The Victorian city of Geelong has emerged as the best performing office market among Australia’s regional cities, suggesting there are growth opportunities for new businesses.
According to Todd Devine, of valuation and property advisory firm Opteon Victoria, A-grade office rents in Geelong are comparable to Melbourne’s suburban office market.
Devine says rents for prime-quality office accommodation in Geelong have doubled in the past eight years in line with the low vacancy rate.
Opteon says Geelong has the lowest vacancy rate at 5.5%, ahead of Newcastle in NSW and the Gold Coast, which recorded figures of 11.5% and 24% respectively.
Opteon research manager Richard Jenkins predicts Geelong’s total office market will outgrow Newcastle within two years.
Newcastle’s future lies in the hands of mining magnate Nathan Tinkler, who recently acquired an 18,000 square metre development site in the town’s CBD. The site has the potential to redefine the city centre and is suitable for retail, office and residential use.
In comparison, Gold Coast rental growth has reversed, with the market still grappling with a massive oversupply.
Stewart Gilchrist, Gold Coast director of Colliers International, says: “Now is one of the most advantageous times for tenants to relocate.”
“Rents have probably come back by around 20% on their face value and incentives are now at 20% to 30%,” he says.
Meanwhile, Jenkins says the Geelong CBD retail market is also undergoing an evolution, with the development of a number of specialised areas, including a dedicated food and entertainment precinct.
“Despite new shops being added, the vacancy is expected to continue to decrease in the CBD over the next 12 to 18 months,” Jenkins says.
“More national tenants are likely to be attracted to the Geelong market, encouraged by an increasing population and changing demographics in the region.”

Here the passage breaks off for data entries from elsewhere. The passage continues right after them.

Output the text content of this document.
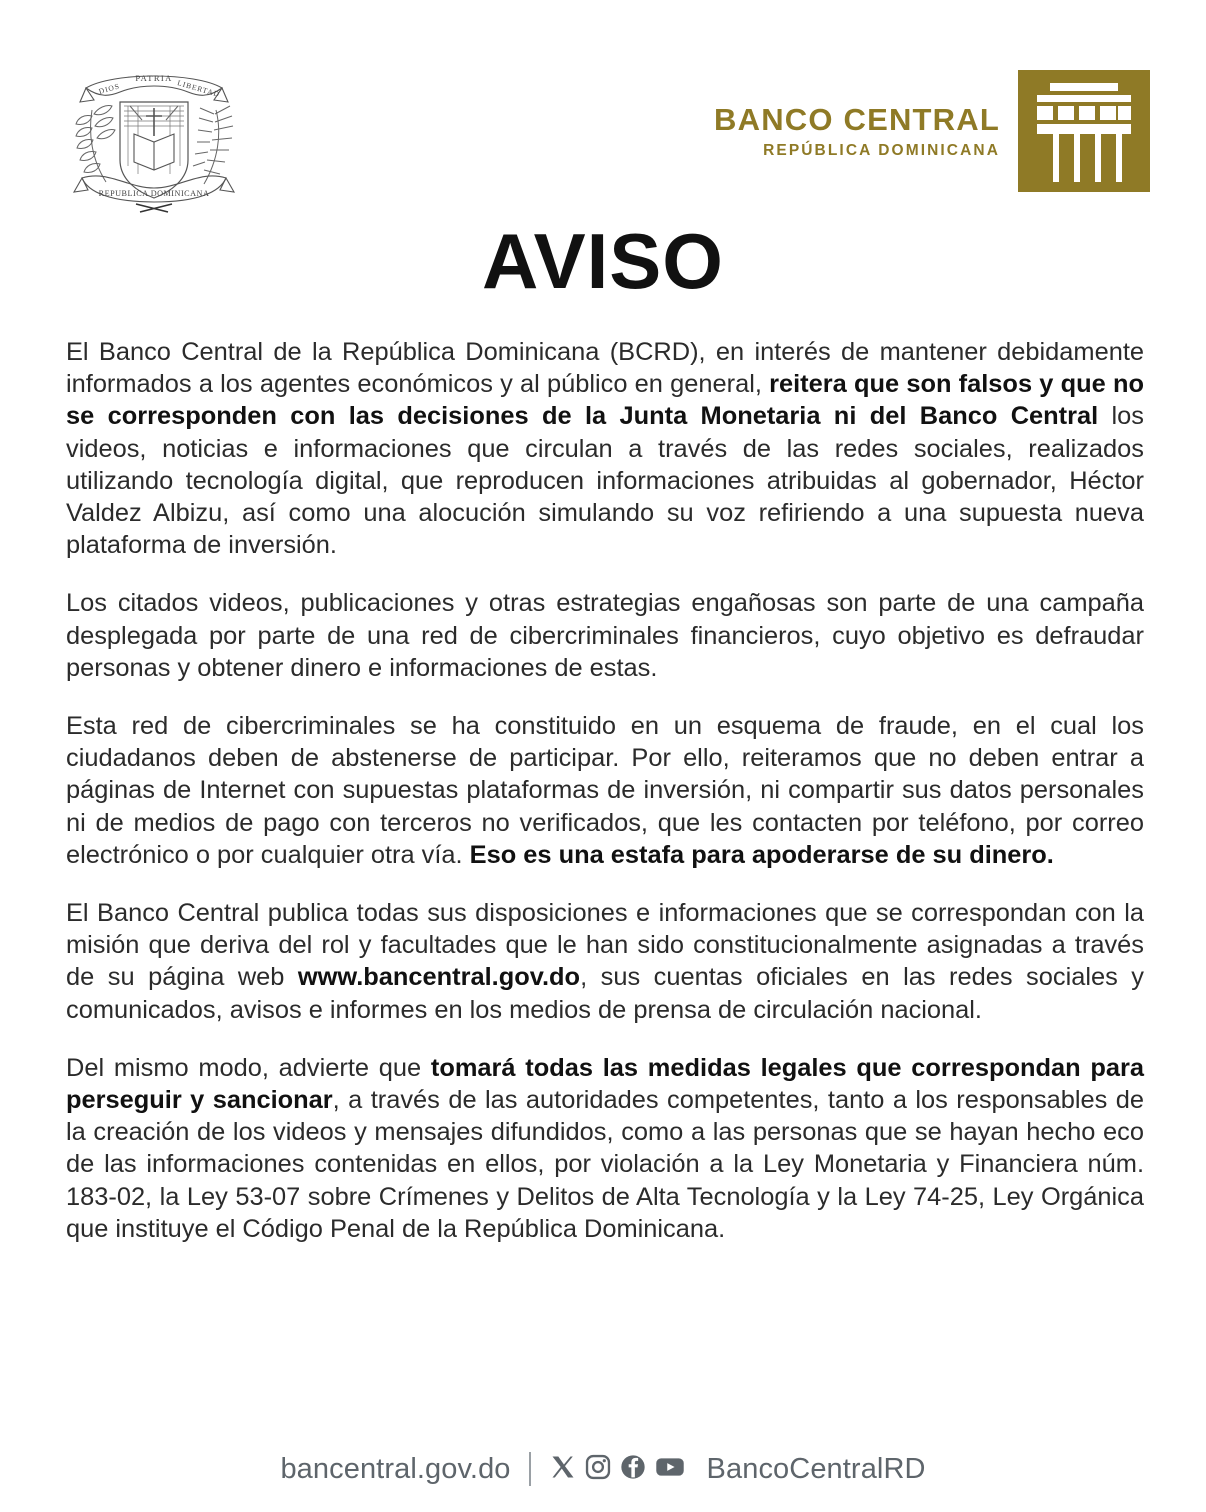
PATRIA
DIOS	LIBERTAD
REPUBLICA DOMINICANA
BANCO CENTRAL
REPÚBLICA DOMINICANA
AVISO

El Banco Central de la República Dominicana (BCRD), en interés de mantener debidamente informados a los agentes económicos y al público en general, reitera que son falsos y que no se corresponden con las decisiones de la Junta Monetaria ni del Banco Central los videos, noticias e informaciones que circulan a través de las redes sociales, realizados utilizando tecnología digital, que reproducen informaciones atribuidas al gobernador, Héctor Valdez Albizu, así como una alocución simulando su voz refiriendo a una supuesta nueva plataforma de inversión.

Los citados videos, publicaciones y otras estrategias engañosas son parte de una campaña desplegada por parte de una red de cibercriminales financieros, cuyo objetivo es defraudar personas y obtener dinero e informaciones de estas.

Esta red de cibercriminales se ha constituido en un esquema de fraude, en el cual los ciudadanos deben de abstenerse de participar. Por ello, reiteramos que no deben entrar a páginas de Internet con supuestas plataformas de inversión, ni compartir sus datos personales ni de medios de pago con terceros no verificados, que les contacten por teléfono, por correo electrónico o por cualquier otra vía. Eso es una estafa para apoderarse de su dinero.

El Banco Central publica todas sus disposiciones e informaciones que se correspondan con la misión que deriva del rol y facultades que le han sido constitucionalmente asignadas a través de su página web www.bancentral.gov.do, sus cuentas oficiales en las redes sociales y comunicados, avisos e informes en los medios de prensa de circulación nacional.

Del mismo modo, advierte que tomará todas las medidas legales que correspondan para perseguir y sancionar, a través de las autoridades competentes, tanto a los responsables de la creación de los videos y mensajes difundidos, como a las personas que se hayan hecho eco de las informaciones contenidas en ellos, por violación a la Ley Monetaria y Financiera núm. 183-02, la Ley 53-07 sobre Crímenes y Delitos de Alta Tecnología y la Ley 74-25, Ley Orgánica que instituye el Código Penal de la República Dominicana.

bancentral.gov.do	BancoCentralRD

A significant portion of the vacancy in the Geelong CBD resides in old-fashioned spaces. Jenkins says these are no longer attractive to large retailers, opening the doors for smaller businesses.
A recent report by ANZ reveals small businesses in regional areas are performing better than their metropolitan counterparts, confirming there are in fact opportunities for new business to establish themselves in regional towns.
According to ANZ, regional and rural small business sales were up 1.9% over the year ended in April, while city-based small businesses experienced a decline of 0.1%.
According to Ivan Colhoun, ANZ head of Australian economics, higher house prices in cities mean larger mortgage payments, leaving less money for things like dining out.